A federal judge has issued a preliminary injunction blocking the Trump Administration’s attempts to ban downloads of the Chinese-owned social media app WeChat on Apple and Google, citing First Amendment concerns.
U.S. Magistrate Judge Laurel Beeler said that WeChat “serves as a virtual public square for the Chinese-speaking and Chinese-American community in the United States and is (as a practical matter) their only means of communication.” She added in her written ruling dated Saturday and released early Sunday that government attempts to ban the service on app stores and severely limit functions for existing users “forecloses meaningful access to communication in their community and thereby operates as a prior restraint on their right to free speech.”
The Trump Administration has argued that WeChat, which is owned by Chinese company Tencent, is a national security risk because the Chinese government can use the app to disseminate propaganda and steal private data from users.
Judge Beeler acknowledged that there are legitimate national security concerns, but also said that the U.S. Department of Commerce “has put in scant little evidence that its effective ban of WeChat for all U.S. users addresses those concerns. And, as the plaintiffs point out, there are obvious alternatives to a complete ban, such as barring WeChat from government devices, as Australia has done, or taking other steps to address data security.”
Beeler’s ruling comes after the Trump administration announced a delay on their plans to ban the popular social media app TikTok after Trump agreed “in concept” to a proposed bid by Oracle to buy U.S. operations of the app from current owner ByteDance, creating a new entity called TikTokGlobal that will be based in the United States.

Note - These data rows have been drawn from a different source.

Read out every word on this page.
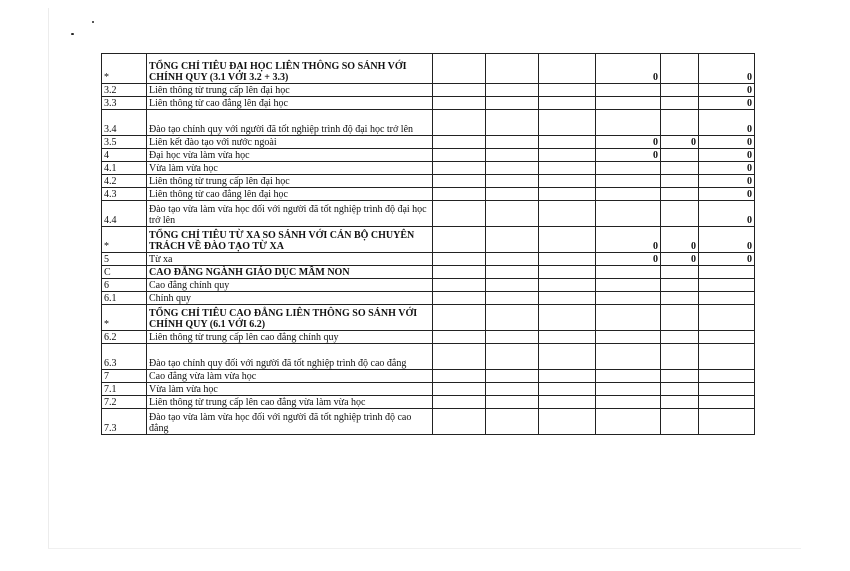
*	TỔNG CHỈ TIÊU ĐẠI HỌC LIÊN THÔNG SO SÁNH VỚI CHÍNH QUY (3.1 VỚI 3.2 + 3.3)				0		0
3.2	Liên thông từ trung cấp lên đại học						0
3.3	Liên thông từ cao đẳng lên đại học						0
3.4	Đào tạo chính quy với người đã tốt nghiệp trình độ đại học trở lên						0
3.5	Liên kết đào tạo với nước ngoài				0	0	0
4	Đại học vừa làm vừa học				0		0
4.1	Vừa làm vừa học						0
4.2	Liên thông từ trung cấp lên đại học						0
4.3	Liên thông từ cao đẳng lên đại học						0
4.4	Đào tạo vừa làm vừa học đối với người đã tốt nghiệp trình độ đại học trở lên						0
*	TỔNG CHỈ TIÊU TỪ XA SO SÁNH VỚI CÁN BỘ CHUYÊN TRÁCH VỀ ĐÀO TẠO TỪ XA				0	0	0
5	Từ xa				0	0	0
C	CAO ĐẲNG NGÀNH GIÁO DỤC MẦM NON						
6	Cao đẳng chính quy						
6.1	Chính quy						
*	TỔNG CHỈ TIÊU CAO ĐẲNG LIÊN THÔNG SO SÁNH VỚI CHÍNH QUY (6.1 VỚI 6.2)						
6.2	Liên thông từ trung cấp lên cao đẳng chính quy						
6.3	Đào tạo chính quy đối với người đã tốt nghiệp trình độ cao đẳng						
7	Cao đẳng vừa làm vừa học						
7.1	Vừa làm vừa học						
7.2	Liên thông từ trung cấp lên cao đẳng vừa làm vừa học						
7.3	Đào tạo vừa làm vừa học đối với người đã tốt nghiệp trình độ cao đẳng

But this ruling will impact the decision to allow TikTok to continue operating, according to an individual with knowledge of the discussion. A great deal of confusion continues to surround the deal to allow Oracle and Walmart to buy a minority stake in TikTok, and within the White House debate continues over whether this resolves the core security issue over China’s control of the app.
A White House spokesperson did not respond to a request for comment.
Sharon Waxman contributed to this report.